Witch school could bring toil and trouble


CONCORD, Calif. -- A coven of witches in Concord says it wants to open a private school with spell-casting and potion-making on the curriculum if a state school voucher initiative is approved by voters in November.

Debbie Babcock, who says she is a priestess in the Oak Haven witch coven and a member of the Contra Costa Pagan Association, says the group could open a school with 25 students who would pay their tuition with $2,600 vouchers handed out by the state.

"Basically, we would run a regular curriculum -- reading, English, math, science. But along with that, we would be able to teach witchcraft," Ms. Babcock said in an interview this week. "It gives us the chance for our children to not be exposed to things that we feel are detrimental, like the Christian values or the Hollywood version of the bad witch."

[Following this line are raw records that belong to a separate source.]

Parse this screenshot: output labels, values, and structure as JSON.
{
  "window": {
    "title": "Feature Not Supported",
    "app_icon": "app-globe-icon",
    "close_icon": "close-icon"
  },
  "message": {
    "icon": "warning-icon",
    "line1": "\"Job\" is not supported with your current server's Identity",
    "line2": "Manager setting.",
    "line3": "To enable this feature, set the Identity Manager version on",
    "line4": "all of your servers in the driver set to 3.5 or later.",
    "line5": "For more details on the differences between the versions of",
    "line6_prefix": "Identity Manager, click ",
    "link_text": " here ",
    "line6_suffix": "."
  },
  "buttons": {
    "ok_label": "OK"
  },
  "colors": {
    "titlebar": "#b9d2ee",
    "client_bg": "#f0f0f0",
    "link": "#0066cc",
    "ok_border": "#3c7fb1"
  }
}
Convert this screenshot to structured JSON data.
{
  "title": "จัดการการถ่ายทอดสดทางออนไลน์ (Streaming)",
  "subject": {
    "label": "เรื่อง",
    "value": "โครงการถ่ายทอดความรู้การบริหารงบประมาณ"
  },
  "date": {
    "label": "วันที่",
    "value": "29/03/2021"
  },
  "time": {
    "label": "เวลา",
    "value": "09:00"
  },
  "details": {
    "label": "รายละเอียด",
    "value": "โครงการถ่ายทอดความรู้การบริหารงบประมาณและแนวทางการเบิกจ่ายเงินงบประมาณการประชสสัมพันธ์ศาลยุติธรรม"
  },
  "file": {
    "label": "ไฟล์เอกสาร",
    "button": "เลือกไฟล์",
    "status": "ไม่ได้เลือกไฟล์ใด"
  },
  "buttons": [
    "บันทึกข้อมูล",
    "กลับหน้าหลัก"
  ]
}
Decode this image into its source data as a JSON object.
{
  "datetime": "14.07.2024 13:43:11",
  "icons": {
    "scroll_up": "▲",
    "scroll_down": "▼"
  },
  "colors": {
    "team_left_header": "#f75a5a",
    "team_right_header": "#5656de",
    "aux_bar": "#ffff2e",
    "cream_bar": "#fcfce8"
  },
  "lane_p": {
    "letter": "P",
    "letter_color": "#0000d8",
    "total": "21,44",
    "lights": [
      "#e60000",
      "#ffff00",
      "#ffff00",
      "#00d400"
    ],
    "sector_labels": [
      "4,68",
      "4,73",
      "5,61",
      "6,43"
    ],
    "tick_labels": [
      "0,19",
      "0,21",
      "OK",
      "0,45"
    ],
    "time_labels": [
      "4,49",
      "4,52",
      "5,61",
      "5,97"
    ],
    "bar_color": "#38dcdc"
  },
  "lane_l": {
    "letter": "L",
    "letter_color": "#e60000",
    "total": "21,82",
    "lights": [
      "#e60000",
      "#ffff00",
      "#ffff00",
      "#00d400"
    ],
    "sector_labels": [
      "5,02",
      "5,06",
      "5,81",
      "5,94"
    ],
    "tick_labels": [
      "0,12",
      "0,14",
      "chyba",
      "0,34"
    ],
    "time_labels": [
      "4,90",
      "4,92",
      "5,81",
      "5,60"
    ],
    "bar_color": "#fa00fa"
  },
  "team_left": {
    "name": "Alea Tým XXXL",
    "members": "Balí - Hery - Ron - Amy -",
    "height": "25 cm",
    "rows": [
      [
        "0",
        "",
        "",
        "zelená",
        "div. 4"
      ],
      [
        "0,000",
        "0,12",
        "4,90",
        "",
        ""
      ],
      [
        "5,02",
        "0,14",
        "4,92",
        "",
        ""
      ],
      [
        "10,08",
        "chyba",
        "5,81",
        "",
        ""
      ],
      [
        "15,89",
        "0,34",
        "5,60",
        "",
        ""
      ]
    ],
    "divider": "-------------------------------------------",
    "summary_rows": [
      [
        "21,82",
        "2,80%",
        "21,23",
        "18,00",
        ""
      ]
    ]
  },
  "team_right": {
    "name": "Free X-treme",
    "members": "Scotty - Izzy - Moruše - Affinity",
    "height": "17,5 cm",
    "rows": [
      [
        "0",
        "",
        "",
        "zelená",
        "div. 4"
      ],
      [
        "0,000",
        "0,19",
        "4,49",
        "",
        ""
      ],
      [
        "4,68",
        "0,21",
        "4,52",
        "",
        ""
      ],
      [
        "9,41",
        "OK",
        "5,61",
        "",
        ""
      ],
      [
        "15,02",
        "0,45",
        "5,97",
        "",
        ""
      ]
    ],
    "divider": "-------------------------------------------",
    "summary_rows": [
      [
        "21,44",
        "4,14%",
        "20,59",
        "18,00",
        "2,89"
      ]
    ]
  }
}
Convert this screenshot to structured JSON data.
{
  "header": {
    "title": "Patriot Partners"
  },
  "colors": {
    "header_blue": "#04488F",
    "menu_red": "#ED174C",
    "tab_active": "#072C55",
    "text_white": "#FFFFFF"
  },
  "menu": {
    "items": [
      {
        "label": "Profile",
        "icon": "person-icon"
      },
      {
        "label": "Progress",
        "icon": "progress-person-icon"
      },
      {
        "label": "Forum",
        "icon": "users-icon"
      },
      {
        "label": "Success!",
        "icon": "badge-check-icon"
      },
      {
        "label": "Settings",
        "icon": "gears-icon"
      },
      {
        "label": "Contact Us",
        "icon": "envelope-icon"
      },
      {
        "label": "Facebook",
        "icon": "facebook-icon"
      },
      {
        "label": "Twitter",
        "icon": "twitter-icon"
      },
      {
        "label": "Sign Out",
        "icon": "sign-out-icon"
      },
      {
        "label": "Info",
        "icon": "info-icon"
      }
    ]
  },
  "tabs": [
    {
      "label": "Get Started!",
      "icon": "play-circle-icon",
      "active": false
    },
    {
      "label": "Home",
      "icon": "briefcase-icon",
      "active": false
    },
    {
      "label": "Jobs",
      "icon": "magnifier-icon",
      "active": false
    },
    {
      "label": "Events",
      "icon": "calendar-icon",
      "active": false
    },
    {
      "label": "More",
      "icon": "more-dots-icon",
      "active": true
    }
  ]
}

Opponents of the voucher initiative say the proposal for a private witch school confirms their worst-case scenario of publicly financed schools run by unconventional groups. They have warned that anyone, even Waco cult leader David Koresh, could set up a private school as long as he had the minimum 25 students.

'It's exactly what could happen under the voucher system," said California Teachers Association President Del Weber. "It's not even limited to witches. You're authorizing the use of public tax money to be used in private schools with no controls, no accountability."

Sean Walsh, a spokesman for the Choice in Education League, a group supporting the initiative, said that the witches probably would not be able to open a school because they would fail background checks or provisions that outlaw schools permitting "unlawful" behavior.

"We absolutely reject the fright tactics used by the opposition," Mr. Walsh said. "We shouldn't be sidetracked by fringe groups. There are 5.3 million children in the public school system and many of them are being failed miserably."

Ms. Babcock says the witch school would be valuable for the children of pagans who now believe that they are being slighted in school. Last year, for instance, some Contra Costa County witches unsuccessfully petitioned the Mount Diablo School District to ban the fairy tale Hansel and Gretel because it depicted witches as children-eating monsters.

Ms. Babcock said that other religious groups already run private schools that would qualify for vouchers if the initiative passes. "The Christians are doing it," she said. "If you can't beat them, join them."